Não via meios de sair daquela situação, nem como escapar. Sentia que iria explodir de desespero. E quando achava que toda esperança havia saído de mim, que eu era só desespero, exausta caí ao solo e aos poucos fui relembrando momentos alegres e felizes de minha curta existência, que foram substituindo os momentos tristes, infelizes que eu havia passado.

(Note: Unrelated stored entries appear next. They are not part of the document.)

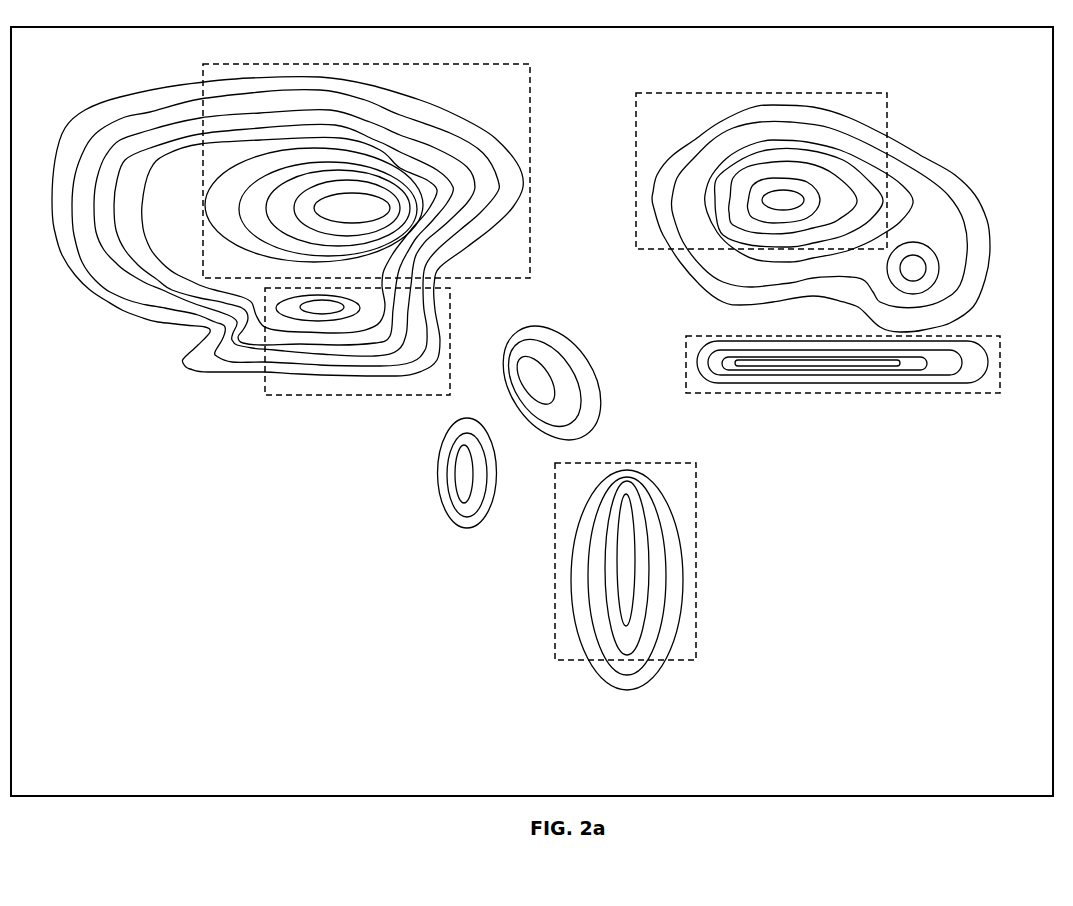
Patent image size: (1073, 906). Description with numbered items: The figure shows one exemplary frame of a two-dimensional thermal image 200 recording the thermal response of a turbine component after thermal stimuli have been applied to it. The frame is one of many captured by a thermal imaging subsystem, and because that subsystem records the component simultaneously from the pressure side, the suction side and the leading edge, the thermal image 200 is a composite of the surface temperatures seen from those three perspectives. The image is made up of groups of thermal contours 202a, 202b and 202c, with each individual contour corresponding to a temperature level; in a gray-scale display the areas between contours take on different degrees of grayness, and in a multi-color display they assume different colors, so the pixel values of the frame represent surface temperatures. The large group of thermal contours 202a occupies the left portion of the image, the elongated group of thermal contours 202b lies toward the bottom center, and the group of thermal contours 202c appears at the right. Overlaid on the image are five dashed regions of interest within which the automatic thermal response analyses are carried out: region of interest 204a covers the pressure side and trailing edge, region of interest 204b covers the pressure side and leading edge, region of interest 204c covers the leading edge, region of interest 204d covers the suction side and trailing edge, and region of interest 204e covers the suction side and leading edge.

The 2-D thermal image 200 is at (92, 782).
The group of thermal contours 202a is at (100, 108).
The group of thermal contours 202b is at (627, 692).
The group of thermal contours 202c is at (974, 200).
The region of interest 204a is at (523, 103).
The region of interest 204b is at (338, 396).
The region of interest 204c is at (690, 508).
The region of interest 204d is at (886, 116).
The region of interest 204e is at (978, 393).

Sim, tive momentos de intensa felicidade, de muita alegria, fui muito amada, querida. Eu, que me deixei envolver pela onda de revolta, rebeldia, que substituíram em meu coração as paisagens lindas de uma vida de muito amor, carinho e atenção.

As lembranças felizes que vinham à minha mente faziam-me muito bem, e aos poucos pude ir readquirindo o equilíbrio tão necessário.

Lembrei do carinho e dedicação de meus pais, de minha querida avozinha, com cabelos tão branquinhos, de uma dedicação extrema a mim durante toda a minha enfermidade. O olhar preocupado, mas uma fé que a conduzia sempre a dirigir-me as mais belas palavras de conforto.

Apesar de minhas dores, agora recordo como era bom ter estas pessoas tão queridas ao meu lado. Isto minorava meus sofrimentos. E amigos, tantos amigos de todas as idades! E meus 2 cãezinhos, que em nenhum  momento me deixaram sozinha, sempre atentos, vigilantes.  Se eu gemia, eles corriam a buscar alguém que pudesse me auxiliar. Quantas boas recordações.

E assim, vi-me cercada de luzes que foram me envolvendo, quando ouvi ao longe um coro de vozes juvenis que se aproximavam cantando e arrastando consigo uma multidão de Espíritos, que seguindo-os, saíam daquelas trevas. Aquela corrente foi-se aproximando.

Músicas, luzes, alegria, contentamento. Música que embalava, fortalecia, animava, que nos convidava a seguir aquele coro, envolvente, maravilhoso.  E fui deixando-me levar, sem obstáculos, barreiras. Nada impedia a nossa evolução. Jovens, muitos jovens como eu, aureolados de luzes, risonhos, felizes, conduziam aquele cordão de Espíritos que buscavam a luz, a recuperação, a libertação. E foram seguindo, cantando, saindo daquele reduto sem resistência, e continuavam cantando e seguindo.

Quando chegamos a determinado local todo arborizado com pássaros, regatos, flores de todas as cores e tipos, cada um de nós foi dirigido a determinado pavilhão, onde fomos sendo alojados e amparados. E aí, depois de um banho refrescante, vitalizante, com águas muito azuis, pude descansar depois de não sei quanto tempo, e vi-me então cercado de todos os cuidados que meu Corpo Espiritual precisava.

Longo tempo levei em recuperação, mas sempre envolvido por ondas de carinho, e como agradeço a dedicação de enfermeiros, médicos, psicólogos, empenhados em minha recuperação. Como sou grata!

E para culminar, fui chamada certo dia ao jardim em frente ao nosso pavilhão e então reconheci aquele Espírito que estava me esperando. Minha querida avozinha, com seus cabelos branquinhos, com seu lindo sorriso, compensando-me de todo sofrimento e dores passados trazendo-me notícias de meus pais, que em minha homenagem estavam ajudando e trabalhando em uma instituição, que se dedicavam ao tratamento infantil e juvenil de doenças mais complicadas, e que, além disto, estavam envolvidos na ajuda a animais abandonados, prestando assim um tributo ao meu amor pelos nossos queridos irmãozinhos.

E agora, estou participando com muitos jovens dos estudos e das atividades nesta casa abençoada: Casa de Pedro de Alcântara, que tão bem nos acolhe, recebe e aceita.

Obrigada a todos, desde os orientadores, médicos, enfermeiros, instrutores, amigos de todos os dias.